COVID-19の原因ウイルスであるSARS-CoV-2は,II型肺胞上皮への親和性が強く,加えて肺胞毛細血管へも感染をきたす.すなわち,COVID-19における病変の主座は肺胞上皮と肺胞毛細血管であると考えれば病態を理解しやすい.II型肺胞上皮の障害により,サーファクタント産生が低下し,I型肺胞上皮への分化が阻害されてacute respiratory distress syndrome(ARDS)に類似の肺病変が形成され,同時にみられる肺胞毛細血管の障害は,透過性亢進による肺胞内への水分移動やフィブリンの析出,微小血栓形成による換気/血流のミスマッチを誘導する.ちなみにCOVID-19の初期にみられる,肺の伸展性が保たれているにもかかわらず,酸素化が阻害される病態(low elasticity-type)は,この微小血栓による換気血流比のミスマッチと後述する血管収縮によりもたらされると考えられている1).上記に加えて,肺肺胞レジデントマクロファージもSARS-CoV-2のターゲットとなり,組織因子の発現や炎症性サイトカイン産生を介して凝固反応を活性化させることになる.そして肺胞内に生じたフィブリンは肺胞上皮で産生されるurokinase-type plasminogen activator(u-PA)による線溶の活性化で分解され,感染初期にみられる軽度のD-dimer上昇の原因となっていると理解されている(図1).
COVID-19における肺病変
気道より侵入したSARS-CoV-2はangiotensin converting enzyme 2(ACE2)を介してII型肺胞上皮細胞,肺胞レジデントマクロファージ,肺胞毛細血管内皮細胞に感染し,それぞれの機能障害をもたらす.これによってガス交換能の低下,肺胞内炎症,毛細血管内血栓形成や微小出血が誘導される.肺胞内血栓は血液凝固活性の亢進と相まって中枢惻に伸張し肺塞栓を形成する.また肺胞内炎症の結果生じたフィブリンは肺胞上皮から放出されるurinary-type plasminogen activator(u-PA)により分解され,血管内に移動するとフィブリン分解産物として測定される.マクロファージで産生される炎症性サイトカインはリンパ球の細胞死を誘導し,好中球を刺激してNeutrophil extracellular traps(NETs)放出を誘導するとされている.

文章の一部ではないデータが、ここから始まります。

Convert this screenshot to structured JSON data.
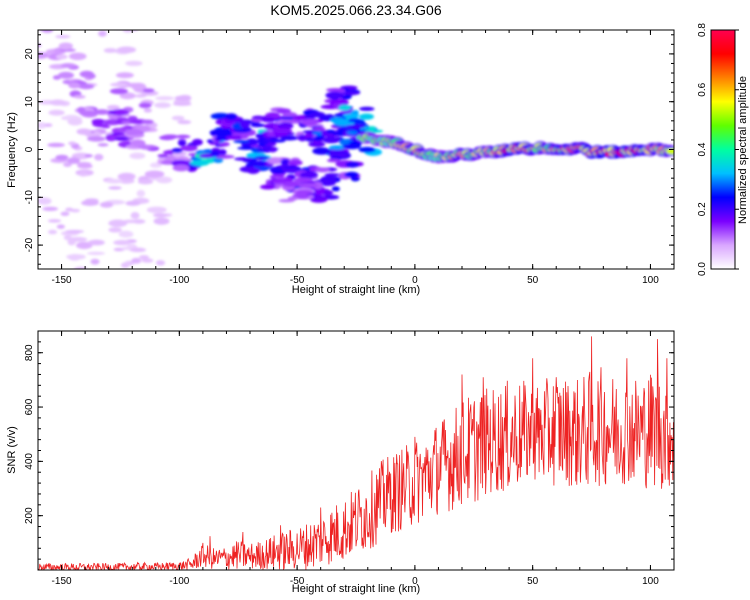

COVID-19においてみられる凝固異常(COVID-19-associated coagulopathy: CAC)は,敗血症性DICをベースにして考えれば理解が容易となる.すなわち,感染や炎症に端を発する炎症性サイトカインの産生,免疫血栓(immunothrombosis)形成,補体の活性化,血管内皮機能異常といった基本的なメカニズムは両者で共通している.したがってある程度進行した病態では,凝固検査異常に関しても血小板減少,フィブリン分解産物の増加,プロトロンビン時間の延長などが共通して認められる.検査値異常に関して混乱を招きやすいのは,COVID-19の初期にはD-dimerの増加以外の検査値異常がみられにくい点で,これについては感染初期にみられる肺における局所的な炎症,微小血栓形成を反映していると説明されている2).COVID-19初期における検査値異常として他にフィブリノゲンの増加が挙げられるが,これも同様に局所炎症を反映したものして理解することができる.ちなみに最近,血液粘弾性試験(viscoelastic test)において凝固亢進状態が認められることが報告されるようになっているが,これはフィブリノゲンの増加と血小板の活性化を反映したものと理解されている.しかしやがて感染が進行すると,敗血症性DICと同様に消費性凝固異常を反映した検査異常を呈するようになり,overt DIC基準を満たすような症例も出現し始める.よってCACは「血管内皮機能の異常を伴う,あるいはそれによる全身性の凝固活性化状態」であるDICの範疇で理解できる病態と考えている.そしてCOVID-19においても,SARS-CoV-2に感染した肺胞レジデントマクロファージの組織因子発現により,主として外因系凝固が活性化され,結果として生じるトロンビンがPAR-1を介して血小板や血管内皮を刺激して血栓傾向へと誘導するメカニズムは,正にDICと共通である.またマクロファージが産生する炎症性サイトカインは,炎症とともに凝固カスケードを始動させ,敗血症性DICにおいてみられる免疫血栓の形成へと連続していく.ただし,しばしば取り上げられるサイトカインストームの病態への関与については,これが血球貪食症候群との関連性で取り沙汰されることはあるものの,COVID-19においてみられる炎症性サイトカイン量は,その血中濃度を敗血症の場合と比較すると1/10~1/100程度であり,また実際に骨髄中で血球の貪食を確認したという報告もみられないことから区別して考えるべきであろう.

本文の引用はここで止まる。